Front page | perl.perl5.porters |
Postings from October 2014
Re: [MSWin32] I need help with RT#98976
From: Craig A. Berry
October 3, 2014 00:02
Re: [MSWin32] I need help with RT#98976
Message ID: CA+vYcVyx38j1GSTr_Ki9p4jLiqqtHJndimrb+iND=g993Wyrvw@mail.gmail.com
On Thu, Oct 2, 2014 at 9:12 AM, Paul "LeoNerd" Evans
> On Thu, 2 Oct 2014 08:38:20 -0500
> "Craig A. Berry" <email@example.com> wrote:
>> It looks like a race condition in IO::Socket::IP::connect, which calls
>> CORE::connect, gets EINPROGRESS, then sets up a select to implement
>> the timeout that waits for the connection to complete. The select
>> always times out because the connection completes in between calling
>> CORE::connect and select so there is never any activity on the socket
>> that would make the select fire. The following seems to fix it:
> I'm not sure I believe that explanation.
I'm not 100% sure I do either but if I'm wrong, then we have to
explain why the $self->connected() call that I added (which is based
on getpeername) returns true if indeed the connection has not been
successfully made as you suppose.
> I'm select()ing for writability or exceptional status. If as you
> suggest, the connect() has already fully succeeded before we enter the
> select(), then the socket is now nicely connected and usable, at which
> point it definitely is writable, so the select() should yield. If
> instead the connect() has now failed, the socket is now in exceptional
> status, so again the select() will yield.
It's surprisingly difficult to find a clear, detailed description of
what "ready to write" actually means, especially for a non-blocking
socket, which is always ready in the sense that it won't block even if
it's busy. But according to the standard at
'If a non-blocking call to the connect() function has been made for a
socket, and the connection attempt has either succeeded or failed
leaving a pending error, the socket shall be marked as writable."
which sounds exactly like what you're doing and really doesn't seem
all that much different from what's in IO::Socket::connect(). I do
wish they would not use the word "writable," which sounds like a
permission attribute rather than a state or readiness attribute, but I
So I agree that what you're describing is how things should work, but
for some reason they don't. Thus reasoning from how it's supposed to
work may not lead to a solution.
> Again it should be noted that the bug isn't a timeout bug - the
> function quickly returns EBADF - this means that some system call
> received a file descriptor number that doesn't even relate to an open
> file descriptor at all.
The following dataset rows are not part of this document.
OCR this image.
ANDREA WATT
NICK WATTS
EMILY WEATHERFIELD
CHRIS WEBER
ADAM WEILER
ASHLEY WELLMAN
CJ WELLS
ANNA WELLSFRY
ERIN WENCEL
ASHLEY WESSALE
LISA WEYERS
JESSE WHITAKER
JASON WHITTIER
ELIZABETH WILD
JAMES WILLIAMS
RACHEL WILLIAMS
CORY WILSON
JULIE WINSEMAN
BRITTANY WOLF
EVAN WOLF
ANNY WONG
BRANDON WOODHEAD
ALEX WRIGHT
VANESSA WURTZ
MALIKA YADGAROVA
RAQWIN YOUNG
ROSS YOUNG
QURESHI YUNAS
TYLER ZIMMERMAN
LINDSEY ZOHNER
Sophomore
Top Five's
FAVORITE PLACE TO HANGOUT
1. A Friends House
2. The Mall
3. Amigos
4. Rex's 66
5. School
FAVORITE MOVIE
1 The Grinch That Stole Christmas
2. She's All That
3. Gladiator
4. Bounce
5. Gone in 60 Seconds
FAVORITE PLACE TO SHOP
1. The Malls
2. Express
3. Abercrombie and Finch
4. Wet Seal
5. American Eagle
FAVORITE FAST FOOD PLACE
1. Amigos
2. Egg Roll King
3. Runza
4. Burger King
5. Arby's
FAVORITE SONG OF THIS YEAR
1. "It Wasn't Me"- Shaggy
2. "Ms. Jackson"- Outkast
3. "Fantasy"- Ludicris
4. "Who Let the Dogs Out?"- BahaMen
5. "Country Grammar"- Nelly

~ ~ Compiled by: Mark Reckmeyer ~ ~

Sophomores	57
I can't see how that situation could arise from
> this explanation.
All of my debugging has been on VMS, which never sets EBADF and always
consistently sets ETIMEDOUT. Increasing the timeout, as I said
previously, just means it waits longer before failing. Stepping
through IO::Socket::IP::connect in the Perl debugger clearly shows
that the initial connect sets EINPROGRESS and also that the select
never fires until the timeout expires, even if the timeout is
increased to 10 seconds or more. Supposing that the connect() neither
succeeds nor fails within 10 seconds on a quiet system seems pretty
dubious to me, so the only conclusion I can draw is that the select()
isn't doing what it's intended to.
I've now built blead on Windows 7 and commented out the skip; the
22timeout.t test never failed in a couple dozen runs on a pretty fast
i7 laptop. I believe the failing smokes were on older versions of
Windows, and/or possibly on slower VMs, which may or may not be
relevant. So I don't have anything to debug on Windows. There aren't
that many places in the relevant code, though, where a file descriptor
is passed to a syscall, so that select is still a prime suspect.
Do note that the blocking() implementation, which as far as I can tell
is inherited from IO::Socket, is different on Windows and VMS from
everything else. Again, may or may not be relevant, but it's
different from systems where things are working.